Reputation: 147
I been using ElementTree to read XML file, and were able to parse XML properly. But I don't know how to read comment, especially where child context is important. In this specific case, I like to read comment for NY, that air, bus and trail is avilable and store it in a dictionary (name:comment).
<spirit: st>
.....
<spirit:fa>
<spirit:name>NY</spirit:name>
<spirit:den>3</spirit:bitWidth>
<spirit:metro>true</spirit:metro>
<!-- air, bus, train all available -->
<spirit:access>air</spirit:access>
</spirit:fa>
.....
My code:
for state in data.findall('spirit:st', IPXACT_MAP):
for city in state.findall('spirit:fa', IPXACT_MAP):
access = city.find('spirit:access', IPXACT_MAP)
#read comment and set city_access_d[city.text] = comment
Upvotes: 0
Views: 62
Reputation: 52858
If you can use lxml, you should be able to select the comment() with XPath.
Here's an example.

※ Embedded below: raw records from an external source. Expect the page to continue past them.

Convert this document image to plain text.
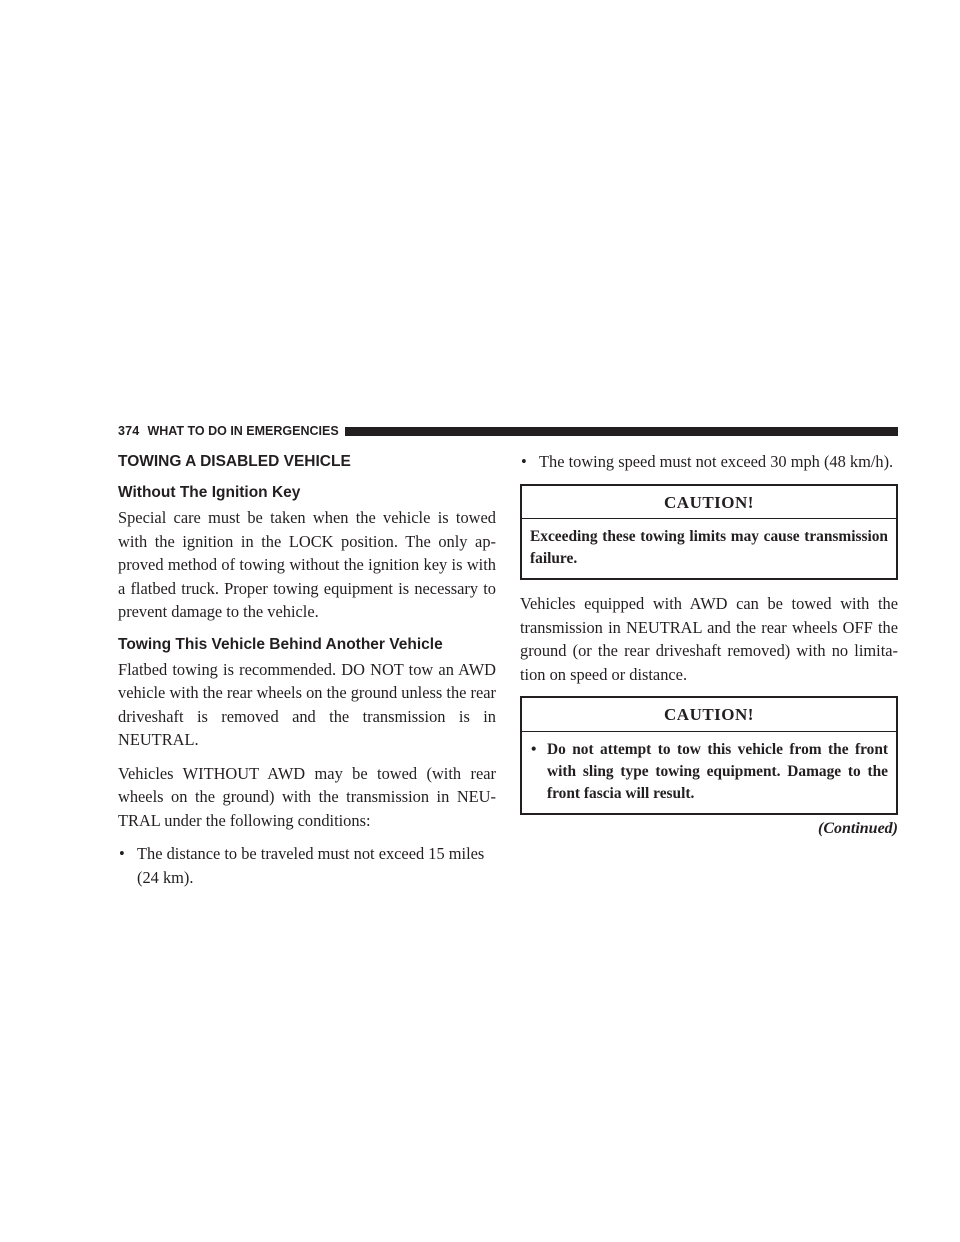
374 WHAT TO DO IN EMERGENCIES
TOWING A DISABLED VEHICLE
Without The Ignition Key

Special care must be taken when the vehicle is towed with the ignition in the LOCK position. The only approved method of towing without the ignition key is with a flatbed truck. Proper towing equipment is necessary to prevent damage to the vehicle.

Towing This Vehicle Behind Another Vehicle

Flatbed towing is recommended. DO NOT tow an AWD vehicle with the rear wheels on the ground unless the rear driveshaft is removed and the transmission is in NEUTRAL.

Vehicles WITHOUT AWD may be towed (with rear wheels on the ground) with the transmission in NEUTRAL under the following conditions:

• The distance to be traveled must not exceed 15 miles (24 km).
• The towing speed must not exceed 30 mph (48 km/h).
CAUTION!
Exceeding these towing limits may cause transmission failure.

Vehicles equipped with AWD can be towed with the transmission in NEUTRAL and the rear wheels OFF the ground (or the rear driveshaft removed) with no limitation on speed or distance.

CAUTION!
• Do not attempt to tow this vehicle from the front with sling type towing equipment. Damage to the front fascia will result.
(Continued)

I've removed the namespace prefixes to simplify it.
from lxml import etree
xml = """
<st>
<fa>
<name>NY</name>
<den>3</den>
<!-- ignore me -->
<metro>true</metro>
<!-- air, bus, train all available -->
<access>air</access>
</fa>
</st>
"""
parser = etree.XMLParser(remove_blank_text=True)
tree = etree.fromstring(xml, parser=parser)
city_access_d = {}
for city in tree.xpath(".//fa"):
name = city.xpath("name")[0].text
comment = city.xpath("comment()[following-sibling::node()[1][self::access]]")[0]
city_access_d[name] = comment.text.strip()
print city_access_d
printed output...
{'NY': 'air, bus, train all available'}
You could also use the following XPath if for some reason you didn't want to create the XMLParser...
comment = city.xpath("comment()[following-sibling::node()[not(self::text())][1][self::access]]")[0]
Upvotes: 1